En la sociedad occidental se ha venido produciendo en los últimos tiempos una progresiva desmitificación de la autoridad. Instituciones tan influyentes y representativas en cuanto a valores, ética y moralidad, como son la política, la religión o la ciencia y, en última instancia, también la familia, están perdiendo su estatus de credibilidad y respeto, dando paso a una visión cada vez más cínica de la realidad. Los valores que antaño eran aceptados y compartidos por una amplia mayoría, ahora ceden ante un cambio social que nadie parece adivinar hacia dónde se dirige. Un cambio en el que la violencia, la corrupción, el éxito a cualquier precio, el poder y la codicia de unos, convive con la impotencia, la apatía y la indiferencia de otros. Una sociedad donde el psicópata social se integra a la perfección.

Desconfianza y éxito material

La desconfianza en los mensajes tradicionales y las normas que han impartido las instituciones va en aumento, y apenas forman parte de los códigos éticos que antaño se transmitían a través de la educación. El nuevo aprendizaje conlleva una mirada desconfiada y desafiante del mundo, un aprendizaje que pone el punto de mira en el éxito material; una meta que ya parece conformar el único valor seguro.

El concepto de cambio permanente que parece haberse instaurado en el inconsciente colectivo, junto a la relatividad de los valores y la incitación continua que asocia el éxito a lo material, han terminado por situar el eje de la existencia en un individualismo excluyente que tiene cada vez menos en cuenta el valor y la preservación de la propia sociedad.

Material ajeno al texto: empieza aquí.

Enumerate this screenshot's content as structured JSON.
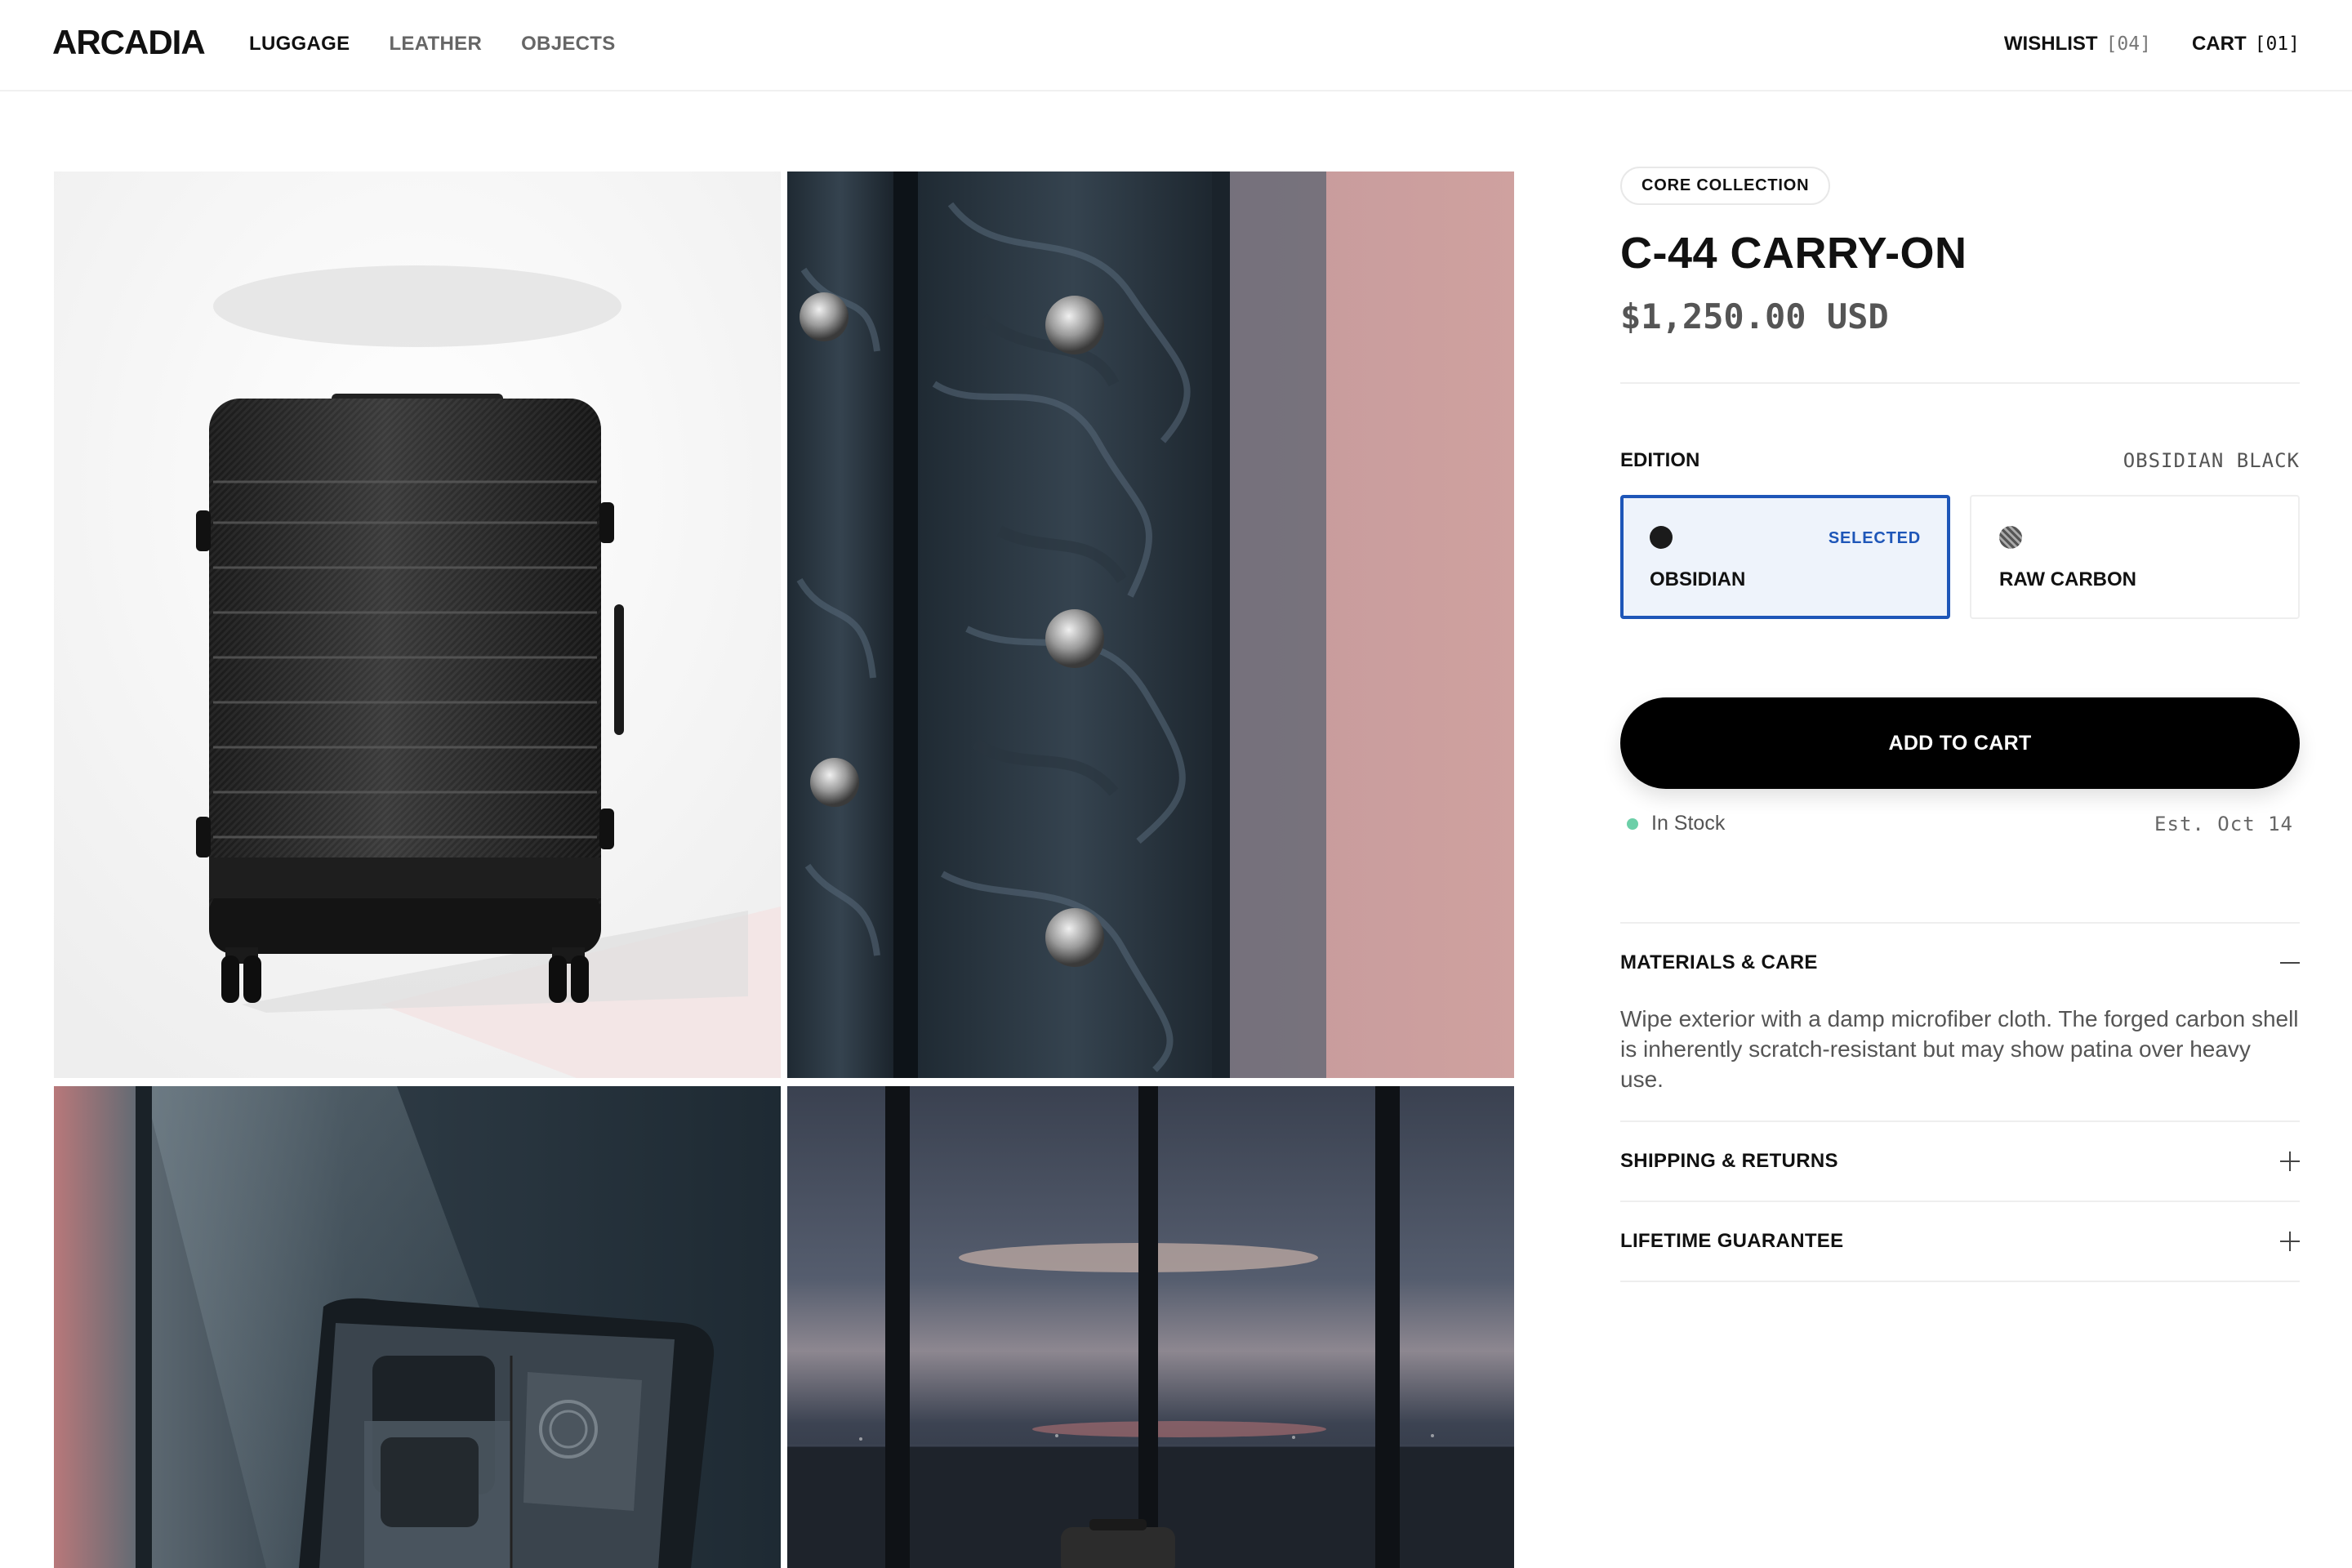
{
  "brand": {
    "logo": "ARCADIA"
  },
  "nav": {
    "items": [
      {
        "label": "LUGGAGE",
        "active": true
      },
      {
        "label": "LEATHER",
        "active": false
      },
      {
        "label": "OBJECTS",
        "active": false
      }
    ]
  },
  "header": {
    "wishlist": {
      "label": "WISHLIST",
      "count": "[04]"
    },
    "cart": {
      "label": "CART",
      "count": "[01]"
    }
  },
  "gallery": {
    "images": [
      {
        "name": "black suitcase front view"
      },
      {
        "name": "forged carbon shell close-up"
      },
      {
        "name": "open suitcase interior"
      },
      {
        "name": "suitcase at airport window at dusk"
      }
    ]
  },
  "product": {
    "collection_badge": "CORE COLLECTION",
    "title": "C-44 CARRY-ON",
    "price": "$1,250.00 USD",
    "edition": {
      "label": "EDITION",
      "current": "OBSIDIAN BLACK",
      "options": [
        {
          "name": "OBSIDIAN",
          "selected": true,
          "flag": "SELECTED",
          "color": "#1b1b1b"
        },
        {
          "name": "RAW CARBON",
          "selected": false,
          "color": "#777777"
        }
      ]
    },
    "cta_label": "ADD TO CART",
    "stock_status": "In Stock",
    "eta": "Est. Oct 14",
    "accordion": [
      {
        "title": "MATERIALS & CARE",
        "expanded": true,
        "icon": "minus-icon",
        "body": "Wipe exterior with a damp microfiber cloth. The forged carbon shell is inherently scratch-resistant but may show patina over heavy use."
      },
      {
        "title": "SHIPPING & RETURNS",
        "expanded": false,
        "icon": "plus-icon"
      },
      {
        "title": "LIFETIME GUARANTEE",
        "expanded": false,
        "icon": "plus-icon"
      }
    ]
  },
  "colors": {
    "accent": "#1e56b8",
    "cta": "#000000",
    "stock_dot": "#6ccfa8"
  }
}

Al despojar a la sociedad de los valores que la cohesionan, así como de cualquier contenido altruista y empático, es percibida como una lucha de todos contra todos.

Individualismo

El individualismo imperante hoy en día poco tiene que ver con la autoestima o con la potenciación de las facultades o valores del individuo. Y mucho menos aún con la solidaridad. Las metas a conseguir giran en torno al egocentrismo, un posicionamiento donde la valoración no se lleva a cabo desde una escala interna de valores, sino que esté basada en el juicio y los sentimientos que un determinado comportamiento inspira en los demás, todo ello siempre dentro de una lucha de poder donde no hay lugar para sentimientos como la empatía o la compasión.

La ausencia de valores sólidos, así como la perseverancia en alcanzar objetivos a largo plazo, han dado lugar al escepticismo y a la consecución de metas inmediatas para satisfacer un ego cada vez más exigente. Este, sin duda, es el escenario idóneo para que prospere el psicópata.

El arte y la psicopatía

Es indudable que la influencia que puede ejercer el arte en la población es muy notable. Quizá el ejemplo más reconocible está representado por el séptimo arte. Es difícil, no obstante, afirmar que las películas que exaltan la psicopatía tengan una relación directa con el aumento de psicópatas en el mundo. Tan difícil como que alguien que no tenga ningún rasgo psicopático pueda cruzar el umbral con el visionado de una película. Pero sí es posible que un individuo con estos rasgos pueda ver incentivadas sus inclinaciones y pasar a la acción. En este punto cabe preguntarse hasta qué punto es beneficioso que se realicen y promuevan este tipo de películas. Los defensores arguyen que solo reflejan la realidad, mientras que los detractores creen que exaltan un tipo de comportamiento que después es imitado por los psicópatas, con las consecuencias de todos conocidas. A este posicionamiento se une la afirmación de muchos psicópatas, que en sus declaraciones manifiestan haberse inspirado en una u otra película determinada.

Los medios de comunicación y, sobre todo, muchos programas basura que se emiten a todas horas en la televisión, también tienen mucho que ver con la crisis de valores y con la ideología del “todo vale” para alcanzar objetivos tan espurios como vergonzantes.